It’s never easy to do what Kevin Nguyen, Kyle Yotter and other members of Dunwoody Robotic Snowplow Club did: build a device that could clear snow.
These Minnesota students are designing robots that will shovel snow
The problem for this year’s annual competition? There wasn’t any. Snow, that is.
This winter, the task was made more difficult by the almost complete lack of snow.
For the 14th annual Autonomous Snowplow Competition, organizers had to make snow, then shovel it onto the Dunwoody College of Technology parking lot so the robots could attempt to plow it away.
“Those students have built autonomous snowplows designed so that when it snows, you can literally open up your garage, hit a button and it will go out and plow your driveway, sidewalk or whatever you want,” said E.J. Daigle, dean of robotics and manufacturing.
More than 80 students from the Upper Midwest took part in the competition, which was hosted by the Institute of Navigation. It featured a T-shaped field designed to simulate a sidewalk that intersects a driveway. The robots start in what would be the garage. The robots have to plow as much snow as they can while avoiding obstacles — bright orange cones that represent mailboxes, parking meters or even a grandma, Daigle said. Snow removed is measured and penalties are deducted for hitting obstacles.
Some teams used GPS, radar, sensors and magnetics to navigate their robots. While some of the navigation systems were sophisticated, many of the teams struggled because they only got to practice on the morning of the event, so they calibrated their machines to a shady environment. By the time the competition started, the sun was directly overhead. (One clever team put sunglasses on their robot’s camera lens to decrease the sun glare.)
Open to the public, the competition typically attracts more than 100 spectators and is livestreamed online via drones with cameras. Daigle said it gives students a chance to compete and gives them the opportunity to shine in front of companies interested in developing autonomous snowplows.
When it was time for Nguyen and Yotter’s robot, Ice Hawk, to perform, the duo placed QR codes on boards on the sides of the snowy field. A webcam on their plow was designed to sense the codes, to help it measure exactly where it is on the pavement.
Ice Hawk looked essentially like a glass box filled with machinery and wires on wheels with a snowplow attached to the front and a keyboard and computer mouse on the top. It won the day.
“We practiced at the parking lot and set up dimensions that were a similar size and then we ran our box with the targets we set up all last semester,” said Yotter, who’s majoring in automated systems and robotics.
Now that they have a win in hand, Nguyen and Yotte already are figuring out how to improve their robot for next year’s competition.
Dunwoody is in its fourth year of hosting the event, which was once part of the St. Paul Winter Carnival.

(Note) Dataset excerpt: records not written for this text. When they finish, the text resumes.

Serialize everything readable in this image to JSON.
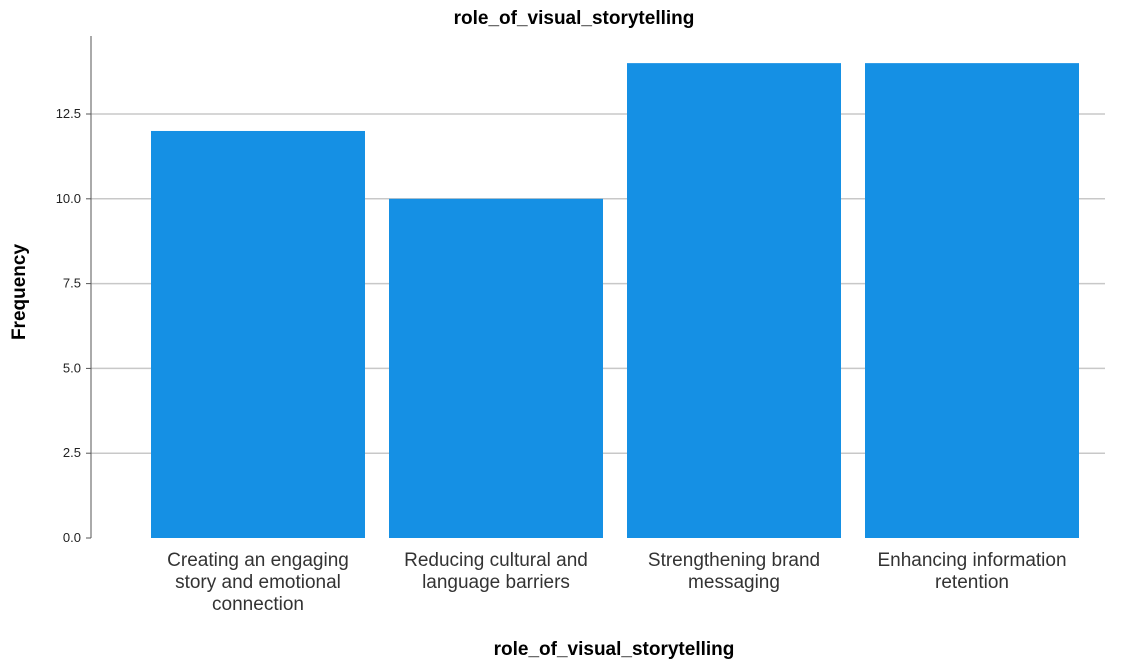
{
  "chart_data": {
    "type": "bar",
    "title": "role_of_visual_storytelling",
    "xlabel": "role_of_visual_storytelling",
    "ylabel": "Frequency",
    "categories": [
      "Creating an engaging story and emotional connection",
      "Reducing cultural and language barriers",
      "Strengthening brand messaging",
      "Enhancing information retention"
    ],
    "category_label_lines": [
      [
        "Creating an engaging",
        "story and emotional",
        "connection"
      ],
      [
        "Reducing cultural and",
        "language barriers"
      ],
      [
        "Strengthening brand",
        "messaging"
      ],
      [
        "Enhancing information",
        "retention"
      ]
    ],
    "values": [
      12,
      10,
      14,
      14
    ],
    "ylim": [
      0,
      14.8
    ],
    "yticks": [
      0.0,
      2.5,
      5.0,
      7.5,
      10.0,
      12.5
    ],
    "ytick_labels": [
      "0.0",
      "2.5",
      "5.0",
      "7.5",
      "10.0",
      "12.5"
    ],
    "grid": "horizontal",
    "legend": "none",
    "bar_color": "#1590e4",
    "grid_color": "#c8c8c8",
    "axis_color": "#555555"
  }
}
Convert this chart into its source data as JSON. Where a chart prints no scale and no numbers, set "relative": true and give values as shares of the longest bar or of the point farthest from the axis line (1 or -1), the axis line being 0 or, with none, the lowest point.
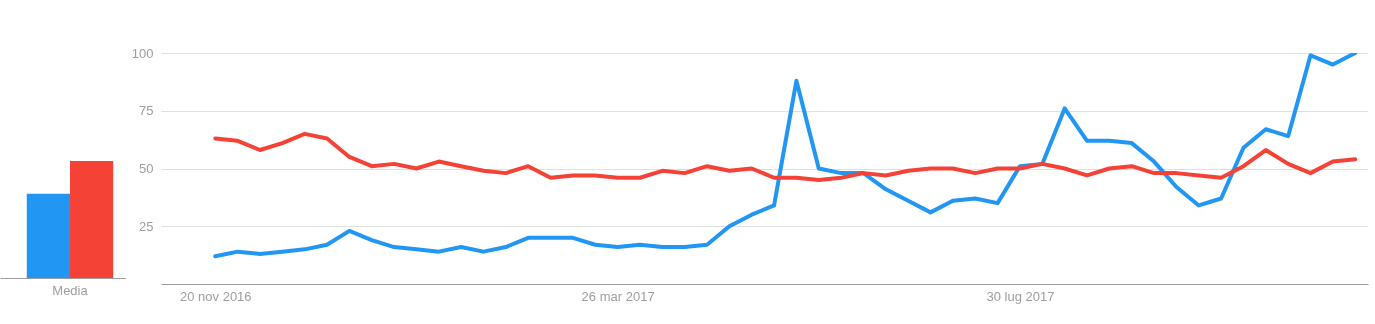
{
  "chart_data": [
    {
      "type": "bar",
      "relative": true,
      "categories": [
        "Media"
      ],
      "series": [
        {
          "color": "#2196f3",
          "values": [
            0.72
          ]
        },
        {
          "color": "#f44336",
          "values": [
            1
          ]
        }
      ]
    },
    {
      "type": "line",
      "grid": "y",
      "line_style": "solid",
      "ylim": [
        0,
        100
      ],
      "yticks": [
        25,
        50,
        75,
        100
      ],
      "xlim": [
        "2016-11-03",
        "2017-11-16"
      ],
      "xticks": [
        {
          "value": "2016-11-20",
          "label": "20 nov 2016"
        },
        {
          "value": "2017-03-26",
          "label": "26 mar 2017"
        },
        {
          "value": "2017-07-30",
          "label": "30 lug 2017"
        }
      ],
      "x": [
        "2016-11-20",
        "2016-11-27",
        "2016-12-04",
        "2016-12-11",
        "2016-12-18",
        "2016-12-25",
        "2017-01-01",
        "2017-01-08",
        "2017-01-15",
        "2017-01-22",
        "2017-01-29",
        "2017-02-05",
        "2017-02-12",
        "2017-02-19",
        "2017-02-26",
        "2017-03-05",
        "2017-03-12",
        "2017-03-19",
        "2017-03-26",
        "2017-04-02",
        "2017-04-09",
        "2017-04-16",
        "2017-04-23",
        "2017-04-30",
        "2017-05-07",
        "2017-05-14",
        "2017-05-21",
        "2017-05-28",
        "2017-06-04",
        "2017-06-11",
        "2017-06-18",
        "2017-06-25",
        "2017-07-02",
        "2017-07-09",
        "2017-07-16",
        "2017-07-23",
        "2017-07-30",
        "2017-08-06",
        "2017-08-13",
        "2017-08-20",
        "2017-08-27",
        "2017-09-03",
        "2017-09-10",
        "2017-09-17",
        "2017-09-24",
        "2017-10-01",
        "2017-10-08",
        "2017-10-15",
        "2017-10-22",
        "2017-10-29",
        "2017-11-05",
        "2017-11-12"
      ],
      "series": [
        {
          "color": "#2196f3",
          "values": [
            12,
            14,
            13,
            14,
            15,
            17,
            23,
            19,
            16,
            15,
            14,
            16,
            14,
            16,
            20,
            20,
            20,
            17,
            16,
            17,
            16,
            16,
            17,
            25,
            30,
            34,
            88,
            50,
            48,
            48,
            41,
            36,
            31,
            36,
            37,
            35,
            51,
            52,
            76,
            62,
            62,
            61,
            53,
            42,
            34,
            37,
            59,
            67,
            64,
            99,
            95,
            100
          ]
        },
        {
          "color": "#f44336",
          "values": [
            63,
            62,
            58,
            61,
            65,
            63,
            55,
            51,
            52,
            50,
            53,
            51,
            49,
            48,
            51,
            46,
            47,
            47,
            46,
            46,
            49,
            48,
            51,
            49,
            50,
            46,
            46,
            45,
            46,
            48,
            47,
            49,
            50,
            50,
            48,
            50,
            50,
            52,
            50,
            47,
            50,
            51,
            48,
            48,
            47,
            46,
            51,
            58,
            52,
            48,
            53,
            54
          ]
        }
      ]
    }
  ]
}
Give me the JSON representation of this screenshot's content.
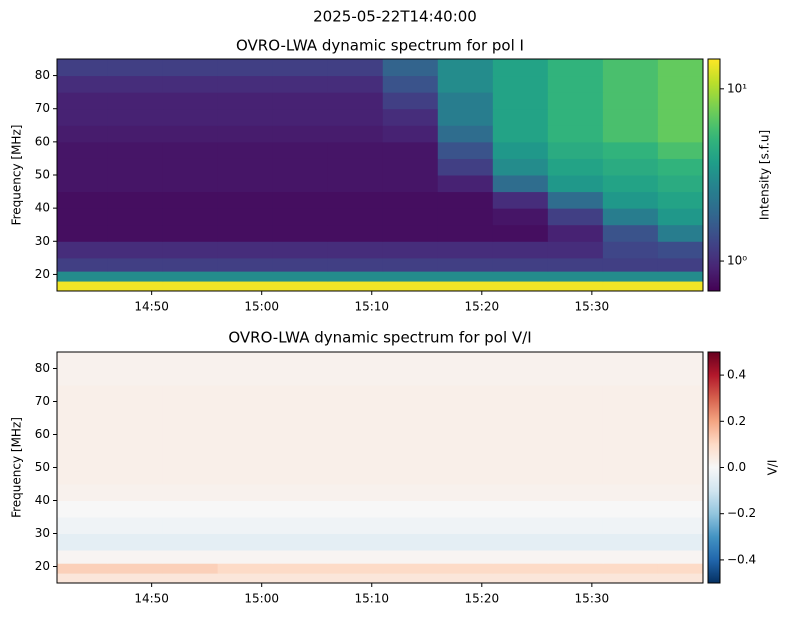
{
  "title": "2025-05-22T14:40:00",
  "chart_data": [
    {
      "type": "heatmap",
      "title": "OVRO-LWA dynamic spectrum for pol I",
      "y_label": "Frequency [MHz]",
      "x_bins": [
        881.4,
        886,
        891,
        896,
        901,
        906,
        911,
        916,
        921,
        926,
        931,
        936,
        940.1
      ],
      "y_bins": [
        15,
        18,
        21,
        25,
        30,
        35,
        40,
        45,
        50,
        55,
        60,
        65,
        70,
        75,
        80,
        85
      ],
      "values": [
        [
          14,
          14,
          14,
          14,
          14,
          14,
          14,
          14,
          14,
          14,
          14,
          14
        ],
        [
          3,
          3,
          3,
          3,
          3,
          3,
          3,
          3,
          3,
          3,
          3,
          3
        ],
        [
          1.2,
          1.2,
          1.2,
          1.2,
          1.2,
          1.2,
          1.2,
          1.2,
          1.2,
          1.2,
          1.2,
          1.2
        ],
        [
          1.0,
          1.0,
          1.0,
          1.0,
          1.0,
          1.0,
          1.0,
          1.0,
          1.0,
          1.0,
          1.3,
          1.4
        ],
        [
          0.75,
          0.75,
          0.75,
          0.75,
          0.75,
          0.75,
          0.75,
          0.75,
          0.75,
          0.9,
          1.5,
          2.5
        ],
        [
          0.75,
          0.75,
          0.75,
          0.75,
          0.75,
          0.75,
          0.75,
          0.75,
          0.8,
          1.2,
          2.5,
          3.5
        ],
        [
          0.75,
          0.75,
          0.75,
          0.75,
          0.75,
          0.75,
          0.75,
          0.75,
          1.0,
          2,
          3.5,
          4
        ],
        [
          0.8,
          0.8,
          0.8,
          0.8,
          0.8,
          0.8,
          0.8,
          0.9,
          2,
          3.5,
          4,
          4.5
        ],
        [
          0.8,
          0.8,
          0.8,
          0.8,
          0.8,
          0.8,
          0.8,
          1.2,
          3,
          4,
          4.5,
          5
        ],
        [
          0.8,
          0.8,
          0.8,
          0.8,
          0.8,
          0.8,
          0.8,
          1.5,
          3.5,
          4.5,
          5,
          6
        ],
        [
          0.85,
          0.85,
          0.85,
          0.85,
          0.85,
          0.85,
          0.9,
          2,
          4,
          5,
          6,
          7
        ],
        [
          0.9,
          0.9,
          0.9,
          0.9,
          0.9,
          0.9,
          1.0,
          2.5,
          4,
          5,
          6,
          7
        ],
        [
          0.9,
          0.9,
          0.9,
          0.9,
          0.9,
          0.9,
          1.2,
          2.5,
          4,
          5,
          6,
          7
        ],
        [
          1.0,
          1.0,
          1.0,
          1.0,
          1.0,
          1.0,
          1.5,
          3,
          4,
          5,
          6,
          7
        ],
        [
          1.2,
          1.2,
          1.2,
          1.2,
          1.2,
          1.2,
          1.8,
          3,
          4,
          5,
          6,
          7
        ]
      ],
      "xlim": [
        881.4,
        940.1
      ],
      "xticks": [
        {
          "value": 890,
          "label": "14:50"
        },
        {
          "value": 900,
          "label": "15:00"
        },
        {
          "value": 910,
          "label": "15:10"
        },
        {
          "value": 920,
          "label": "15:20"
        },
        {
          "value": 930,
          "label": "15:30"
        }
      ],
      "ylim": [
        15,
        85
      ],
      "yticks": [
        20,
        30,
        40,
        50,
        60,
        70,
        80
      ],
      "colorbar": {
        "label": "Intensity [s.f.u]",
        "colormap": "viridis",
        "scale": "log",
        "lim": [
          0.67,
          14.9
        ],
        "ticks": [
          {
            "value": 1,
            "label": "10⁰"
          },
          {
            "value": 10,
            "label": "10¹"
          }
        ]
      }
    },
    {
      "type": "heatmap",
      "title": "OVRO-LWA dynamic spectrum for pol V/I",
      "y_label": "Frequency [MHz]",
      "x_bins": [
        881.4,
        886,
        891,
        896,
        901,
        906,
        911,
        916,
        921,
        926,
        931,
        936,
        940.1
      ],
      "y_bins": [
        15,
        18,
        21,
        25,
        30,
        35,
        40,
        45,
        50,
        55,
        60,
        65,
        70,
        75,
        80,
        85
      ],
      "values": [
        [
          0.06,
          0.06,
          0.06,
          0.06,
          0.06,
          0.06,
          0.06,
          0.06,
          0.06,
          0.06,
          0.06,
          0.06
        ],
        [
          0.12,
          0.12,
          0.12,
          0.1,
          0.1,
          0.1,
          0.1,
          0.1,
          0.1,
          0.1,
          0.1,
          0.1
        ],
        [
          0.01,
          0.01,
          0.01,
          0.01,
          0.01,
          0.01,
          0.01,
          0.01,
          0.01,
          0.01,
          0.01,
          0.01
        ],
        [
          -0.05,
          -0.05,
          -0.05,
          -0.05,
          -0.05,
          -0.05,
          -0.05,
          -0.05,
          -0.05,
          -0.05,
          -0.05,
          -0.05
        ],
        [
          -0.02,
          -0.02,
          -0.02,
          -0.02,
          -0.02,
          -0.02,
          -0.02,
          -0.02,
          -0.02,
          -0.02,
          -0.02,
          -0.02
        ],
        [
          0.0,
          0.0,
          0.0,
          0.0,
          0.0,
          0.0,
          0.0,
          0.0,
          0.0,
          0.0,
          0.0,
          0.0
        ],
        [
          0.02,
          0.02,
          0.02,
          0.02,
          0.02,
          0.02,
          0.02,
          0.02,
          0.02,
          0.02,
          0.02,
          0.02
        ],
        [
          0.03,
          0.03,
          0.03,
          0.03,
          0.03,
          0.03,
          0.03,
          0.03,
          0.03,
          0.03,
          0.03,
          0.03
        ],
        [
          0.03,
          0.03,
          0.03,
          0.03,
          0.03,
          0.03,
          0.03,
          0.03,
          0.03,
          0.03,
          0.03,
          0.03
        ],
        [
          0.03,
          0.03,
          0.03,
          0.03,
          0.03,
          0.03,
          0.03,
          0.03,
          0.03,
          0.03,
          0.03,
          0.03
        ],
        [
          0.03,
          0.03,
          0.03,
          0.03,
          0.03,
          0.03,
          0.03,
          0.03,
          0.03,
          0.03,
          0.03,
          0.03
        ],
        [
          0.03,
          0.03,
          0.03,
          0.03,
          0.03,
          0.03,
          0.03,
          0.03,
          0.03,
          0.03,
          0.03,
          0.03
        ],
        [
          0.03,
          0.03,
          0.03,
          0.03,
          0.03,
          0.03,
          0.03,
          0.03,
          0.03,
          0.03,
          0.03,
          0.03
        ],
        [
          0.02,
          0.02,
          0.02,
          0.02,
          0.02,
          0.02,
          0.02,
          0.02,
          0.02,
          0.02,
          0.02,
          0.02
        ],
        [
          0.02,
          0.02,
          0.02,
          0.02,
          0.02,
          0.02,
          0.02,
          0.02,
          0.02,
          0.02,
          0.02,
          0.02
        ]
      ],
      "xlim": [
        881.4,
        940.1
      ],
      "xticks": [
        {
          "value": 890,
          "label": "14:50"
        },
        {
          "value": 900,
          "label": "15:00"
        },
        {
          "value": 910,
          "label": "15:10"
        },
        {
          "value": 920,
          "label": "15:20"
        },
        {
          "value": 930,
          "label": "15:30"
        }
      ],
      "ylim": [
        15,
        85
      ],
      "yticks": [
        20,
        30,
        40,
        50,
        60,
        70,
        80
      ],
      "colorbar": {
        "label": "V/I",
        "colormap": "RdBu_r",
        "scale": "linear",
        "lim": [
          -0.5,
          0.5
        ],
        "ticks": [
          {
            "value": -0.4,
            "label": "−0.4"
          },
          {
            "value": -0.2,
            "label": "−0.2"
          },
          {
            "value": 0,
            "label": "0.0"
          },
          0.2,
          0.4
        ]
      }
    }
  ]
}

The contest, which will take place again at Dunwoody next year, is open to any student who is part of the school’s robotic snowplow club.
“You don’t have to be a techy person to be part of the team,” Daigle said. “We need lots of people that can help out with logistics, design posters and do presentations.”
Daigle is convinced that automated snowplows on city streets and private driveways is not too far in the future.
“I never thought I’d see a Tesla driving down the interstate at 70 miles per hour with somebody sleeping behind the wheel,” Daigle said. “But we’re seeing that now.”